Are you planning to study abroad by financing the cost using student loan?
In this article, I’ll be revealing some interesting facts about education loans, interest rates, and loan pay-off.
Question: Is it better to get student loans from my bank in India or from the U.S.?
About 70% of international students in the U.S.A. use their personal and family funds for covering the cost of education. That includes both graduate and undergraduate study.
Here, personal funds refer to money from parents and education loan used by students to pay for the expenses.
Question: How can one use money from student loan?
Student loans are usually issued in the form of a bank draft in the name of a university in India.
Another separate bank draft is issued under the student’s name for personal living expenses.
While studying abroad, you might not get any financial aid or scholarship. Managing all expenses from part time job salary is difficult.

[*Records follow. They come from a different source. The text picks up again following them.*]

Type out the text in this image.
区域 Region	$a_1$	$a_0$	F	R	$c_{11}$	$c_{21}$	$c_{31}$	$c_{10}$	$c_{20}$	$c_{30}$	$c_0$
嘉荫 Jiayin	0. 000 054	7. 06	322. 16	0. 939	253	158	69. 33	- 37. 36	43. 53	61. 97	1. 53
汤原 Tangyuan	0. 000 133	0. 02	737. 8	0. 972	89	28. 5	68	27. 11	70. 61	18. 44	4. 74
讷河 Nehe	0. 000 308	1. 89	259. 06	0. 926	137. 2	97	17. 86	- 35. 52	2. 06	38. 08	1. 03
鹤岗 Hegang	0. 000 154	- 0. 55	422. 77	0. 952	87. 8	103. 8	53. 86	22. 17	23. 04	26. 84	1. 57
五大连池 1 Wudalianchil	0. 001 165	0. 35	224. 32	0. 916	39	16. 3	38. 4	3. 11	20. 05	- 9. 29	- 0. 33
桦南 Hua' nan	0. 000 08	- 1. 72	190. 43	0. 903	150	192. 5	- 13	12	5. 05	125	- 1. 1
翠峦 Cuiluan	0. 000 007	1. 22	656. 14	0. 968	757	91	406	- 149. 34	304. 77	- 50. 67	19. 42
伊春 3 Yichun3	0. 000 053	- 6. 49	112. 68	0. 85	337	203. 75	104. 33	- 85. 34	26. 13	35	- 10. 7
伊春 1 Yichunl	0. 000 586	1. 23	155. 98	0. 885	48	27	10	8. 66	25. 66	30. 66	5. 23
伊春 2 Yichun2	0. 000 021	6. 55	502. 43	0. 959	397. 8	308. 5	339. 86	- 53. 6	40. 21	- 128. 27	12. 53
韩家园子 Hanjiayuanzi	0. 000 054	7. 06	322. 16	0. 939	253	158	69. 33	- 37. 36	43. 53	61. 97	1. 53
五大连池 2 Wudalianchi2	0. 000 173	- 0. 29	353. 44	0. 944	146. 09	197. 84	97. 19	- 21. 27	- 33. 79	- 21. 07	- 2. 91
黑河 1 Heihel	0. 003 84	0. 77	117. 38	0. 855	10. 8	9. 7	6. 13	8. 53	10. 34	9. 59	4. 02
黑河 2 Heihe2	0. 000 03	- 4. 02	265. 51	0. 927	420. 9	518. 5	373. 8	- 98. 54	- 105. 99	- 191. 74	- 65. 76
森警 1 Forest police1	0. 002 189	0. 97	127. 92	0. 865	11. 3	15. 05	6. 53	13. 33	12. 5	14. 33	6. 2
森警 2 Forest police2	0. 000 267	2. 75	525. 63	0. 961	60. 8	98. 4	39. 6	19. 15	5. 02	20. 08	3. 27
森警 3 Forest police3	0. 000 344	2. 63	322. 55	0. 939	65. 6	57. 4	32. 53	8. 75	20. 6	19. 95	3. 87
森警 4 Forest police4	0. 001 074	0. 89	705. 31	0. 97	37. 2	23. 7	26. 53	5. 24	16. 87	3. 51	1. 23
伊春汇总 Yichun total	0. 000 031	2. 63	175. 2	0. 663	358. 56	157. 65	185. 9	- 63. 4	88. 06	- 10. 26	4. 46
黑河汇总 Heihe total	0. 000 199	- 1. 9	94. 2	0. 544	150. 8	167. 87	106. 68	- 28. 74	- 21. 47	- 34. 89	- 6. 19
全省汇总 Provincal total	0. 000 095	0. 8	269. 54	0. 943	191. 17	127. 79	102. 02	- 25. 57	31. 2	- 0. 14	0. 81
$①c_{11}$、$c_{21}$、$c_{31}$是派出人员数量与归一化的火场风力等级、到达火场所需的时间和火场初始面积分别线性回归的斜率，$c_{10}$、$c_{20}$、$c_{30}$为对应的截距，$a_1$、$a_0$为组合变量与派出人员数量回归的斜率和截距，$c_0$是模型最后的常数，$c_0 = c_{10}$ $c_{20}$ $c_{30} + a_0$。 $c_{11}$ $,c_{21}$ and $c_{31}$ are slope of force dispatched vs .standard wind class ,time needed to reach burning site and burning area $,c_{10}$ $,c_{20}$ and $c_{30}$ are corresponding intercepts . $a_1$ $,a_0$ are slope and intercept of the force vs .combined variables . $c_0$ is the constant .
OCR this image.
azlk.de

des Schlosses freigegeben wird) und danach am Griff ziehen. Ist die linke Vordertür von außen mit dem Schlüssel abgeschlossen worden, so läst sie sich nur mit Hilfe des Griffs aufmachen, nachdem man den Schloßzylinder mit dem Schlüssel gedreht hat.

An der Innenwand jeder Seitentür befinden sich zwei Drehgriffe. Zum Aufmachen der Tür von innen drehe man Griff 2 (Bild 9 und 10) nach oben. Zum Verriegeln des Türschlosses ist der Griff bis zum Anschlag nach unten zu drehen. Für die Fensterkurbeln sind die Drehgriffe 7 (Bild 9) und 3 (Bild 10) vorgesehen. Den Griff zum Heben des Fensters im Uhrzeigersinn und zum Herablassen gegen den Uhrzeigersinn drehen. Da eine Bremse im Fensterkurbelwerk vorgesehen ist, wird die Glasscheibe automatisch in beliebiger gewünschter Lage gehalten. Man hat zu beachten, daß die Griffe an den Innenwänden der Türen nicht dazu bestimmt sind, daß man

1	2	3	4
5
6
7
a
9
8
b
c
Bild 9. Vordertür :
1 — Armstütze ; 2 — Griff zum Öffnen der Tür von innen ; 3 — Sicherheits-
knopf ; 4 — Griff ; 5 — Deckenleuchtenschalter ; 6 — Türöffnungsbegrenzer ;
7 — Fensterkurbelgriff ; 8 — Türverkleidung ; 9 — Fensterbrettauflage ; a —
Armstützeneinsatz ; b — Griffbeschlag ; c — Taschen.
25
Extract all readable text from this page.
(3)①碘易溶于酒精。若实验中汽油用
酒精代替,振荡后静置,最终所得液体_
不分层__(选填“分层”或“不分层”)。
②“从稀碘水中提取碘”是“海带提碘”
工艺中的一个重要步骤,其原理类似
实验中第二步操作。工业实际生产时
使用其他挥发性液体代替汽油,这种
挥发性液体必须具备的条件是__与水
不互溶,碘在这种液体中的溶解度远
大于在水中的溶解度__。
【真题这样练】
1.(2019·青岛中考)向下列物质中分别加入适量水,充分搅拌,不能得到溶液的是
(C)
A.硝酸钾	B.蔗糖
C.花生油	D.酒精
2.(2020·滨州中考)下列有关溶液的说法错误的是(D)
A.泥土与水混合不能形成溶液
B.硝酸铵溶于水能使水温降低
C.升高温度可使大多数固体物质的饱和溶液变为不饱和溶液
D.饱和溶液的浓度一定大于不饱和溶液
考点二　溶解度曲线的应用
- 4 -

Part-time jobs don’t pay a lot. But you might be able to cover your monthly living expenses with income from part-time jobs.
However, the good news is, you will be able to pay your loan when you get a full-time job within a few years. Usually, entry level jobs in software or engineering pay anywhere from $50,000 to $80,000 per year.
Now, let’s assume that after graduation, you will be still left a balance of around $20,000 in your student loan and that’s usual among those who studied in the U.S. I have seen people who have left much more in student loan debt.
There are so many options available here for repaying student loans. However, an international student’s loan will have different payment options.
In general, your living expenses will increase after you graduate. It will be difficult to share one room with 4 people when you’re already working. When fewer people share in the rent, the monthly living expenses will in turn increase. I was paying around $1,100 per month in Florida (as a student) and around $1,300 per month in North Carolina (when I began working).
Here are a few tips on how to settle your student loan much faster:
- Watch where your money goes, categorize your expenses and cut on miscellaneous expenses.
- Avoid spending on luxury items.
- Make a list when you go to a grocery store and stick to the list when you buy items.
- Participate in your company’s 401(k) retirement savings plan.
- Save at least 5% of every pay check for emergency.
Above tips would help you save money and that can be used to repay student loan balances.
Suppose you get $3,000 after tax in your hand, at max you will spend $1,500 per month for living and saving $150 (5%), will give you $1,350 to pay off your student loan.
With this calculation, a student loan can be paid off in 14 months.
But wait, you will definitely need to buy a car to travel to work, unless you are working in metro cities like New York, Boston, etc.
If you buy a car for $20,000, your monthly payment will be around $350 for 5 years. That will delay your student loan repayment period.
But the scenario is different if you earn $80,000 per year, right?